In a WWDC 2020 developer session called "Detect Body and Hand Pose with Vision" led by engineer Brett Keating, Apple revealed significant updates to its Vision framework. Developers for iOS 14 and MacOS Big Sur will be able to leverage more detailed hand and pose detection. Though not immune to errors, this joint-based detection allows for more advanced gesture triggers and body tracking.
What to expect — Both hand and body pose detection significantly relies on various joints and other points. Hand pose detection covers all of a hand’s joints as well as a singular wrist point and the tips of all the digits. Keating demonstrates a potential use case by touching the tips of his index finger and thumb to draw the word “hello” in the air as though using a stylus.
Other examples include using gestures to trigger a timer for taking a photograph and generating emojis to match real hand poses.
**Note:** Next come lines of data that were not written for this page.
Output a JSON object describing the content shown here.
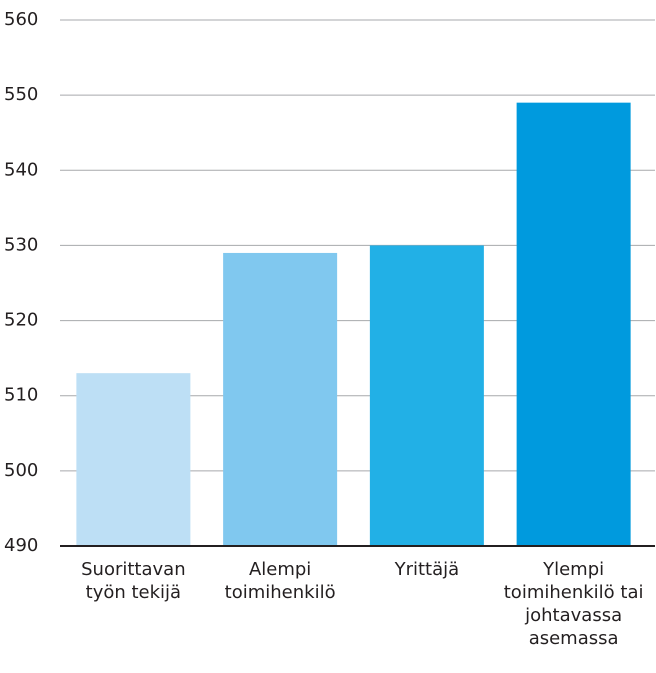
{
  "chart_data": {
    "type": "bar",
    "categories": [
      "Suorittavan työn tekijä",
      "Alempi toimihenkilö",
      "Yrittäjä",
      "Ylempi toimihenkilö tai johtavassa asemassa"
    ],
    "values": [
      513,
      529,
      530,
      549
    ],
    "colors": [
      "#bddff5",
      "#80c8ef",
      "#22b0e6",
      "#009ade"
    ],
    "ylim": [
      490,
      560
    ],
    "yticks": [
      490,
      500,
      510,
      520,
      530,
      540,
      550,
      560
    ],
    "grid": true
  }
}
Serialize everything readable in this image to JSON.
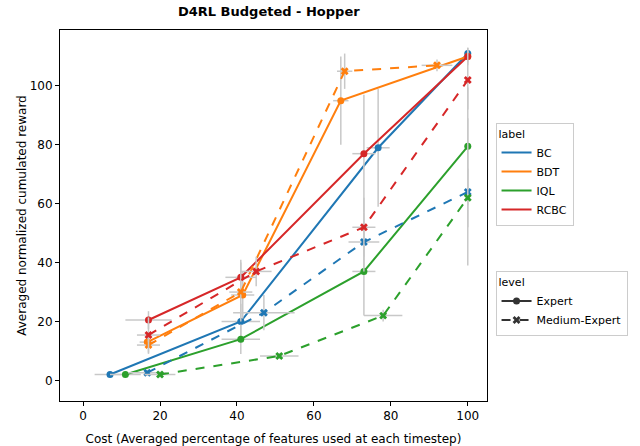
{
  "chart_data": {
    "type": "line",
    "title": "D4RL Budgeted - Hopper",
    "x_label": "Cost (Averaged percentage of features used at each timestep)",
    "y_label": "Averaged normalized cumulated reward",
    "xlim": [
      -6,
      105
    ],
    "ylim": [
      -7,
      119
    ],
    "xticks": [
      0,
      20,
      40,
      60,
      80,
      100
    ],
    "yticks": [
      0,
      20,
      40,
      60,
      80,
      100
    ],
    "grid": false,
    "legend_title": "label",
    "level_title": "level",
    "methods": [
      {
        "name": "BC",
        "color": "#1f77b4"
      },
      {
        "name": "BDT",
        "color": "#ff7f0e"
      },
      {
        "name": "IQL",
        "color": "#2ca02c"
      },
      {
        "name": "RCBC",
        "color": "#d62728"
      }
    ],
    "levels": [
      {
        "name": "Expert",
        "line_style": "solid",
        "marker": "circle"
      },
      {
        "name": "Medium-Expert",
        "line_style": "dash",
        "marker": "x"
      }
    ],
    "series": [
      {
        "name": "BC",
        "level": "Expert",
        "x": [
          7,
          41,
          76.7,
          100
        ],
        "values": [
          2,
          20,
          79,
          111
        ],
        "x_error": [
          4,
          5,
          3,
          0
        ],
        "y_error": [
          1,
          6,
          20,
          2
        ]
      },
      {
        "name": "BDT",
        "level": "Expert",
        "x": [
          16.7,
          41.5,
          67,
          100
        ],
        "values": [
          13,
          29,
          95,
          110
        ],
        "x_error": [
          2,
          3,
          2,
          0
        ],
        "y_error": [
          2,
          8,
          15,
          3
        ]
      },
      {
        "name": "IQL",
        "level": "Expert",
        "x": [
          11,
          41,
          73,
          100
        ],
        "values": [
          2,
          14,
          37,
          79.5
        ],
        "x_error": [
          4,
          5,
          3,
          0
        ],
        "y_error": [
          1,
          5,
          15,
          20
        ]
      },
      {
        "name": "RCBC",
        "level": "Expert",
        "x": [
          17,
          41,
          73,
          100
        ],
        "values": [
          20.5,
          35,
          77,
          110
        ],
        "x_error": [
          6,
          4,
          3,
          0
        ],
        "y_error": [
          3,
          6,
          20,
          2
        ]
      },
      {
        "name": "BC",
        "level": "Medium-Expert",
        "x": [
          16.7,
          47,
          73,
          100
        ],
        "values": [
          2.6,
          23,
          47,
          64
        ],
        "x_error": [
          5,
          8,
          4,
          0
        ],
        "y_error": [
          1,
          6,
          10,
          25
        ]
      },
      {
        "name": "BDT",
        "level": "Medium-Expert",
        "x": [
          17,
          41,
          68,
          92
        ],
        "values": [
          12,
          30,
          105,
          107
        ],
        "x_error": [
          3,
          3,
          2,
          4
        ],
        "y_error": [
          3,
          10,
          6,
          2
        ]
      },
      {
        "name": "IQL",
        "level": "Medium-Expert",
        "x": [
          20,
          51,
          78,
          100
        ],
        "values": [
          2,
          8.3,
          22,
          62
        ],
        "x_error": [
          4,
          5,
          5,
          0
        ],
        "y_error": [
          1,
          1,
          2,
          10
        ]
      },
      {
        "name": "RCBC",
        "level": "Medium-Expert",
        "x": [
          17,
          45,
          73,
          100
        ],
        "values": [
          15.4,
          37,
          52,
          102
        ],
        "x_error": [
          3,
          4,
          3,
          0
        ],
        "y_error": [
          6,
          5,
          10,
          10
        ]
      }
    ]
  }
}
Body pose is slightly less intricate, but it still covers all the major joints and a few essential head movements. This movement detection allows for fun video editing, fitness tracking of reps or proper form, and safety training for jobs involving manual labor. It could also be used to search for videos based on activity, like dancing or working out.
Both forms of pose detection also support tracking multiple hands and people. While tracking multiple people might not be at the top of developers’ lists in a socially-distanced world, it could eventually inform group fitness activities. It could also be useful to editors making music videos or movies, or could simply finally make it possible to get a successful action group shot, like multiple people doing handstands, cartwheels, or jumping.
It’s not perfect — Hand pose detection has some trouble with people wearing gloves, hands near the edge of the screen, and hands parallel to the viewing angle. More perplexingly, feet are occasionally recognized as hands. Body pose tracking also has trouble when a person is too close to the screen’s edge in addition to when people overlap or are obscured by other objects. Other possible pain points include people who are bent over, upside down (okay fine, no handstands then,) or wearing loose-fitting clothing. That's not going to be a problem for the yoga pants brigade or athleisure crowds, though.
While the technology has a long way to go, it's only in the early stages, so its potential applications for AR, fitness, or video creation is only just beginning to be realized. In a generation or two of iOS releases, it'll doubtless be far more refined. Which is more than can be said for our cartwheels.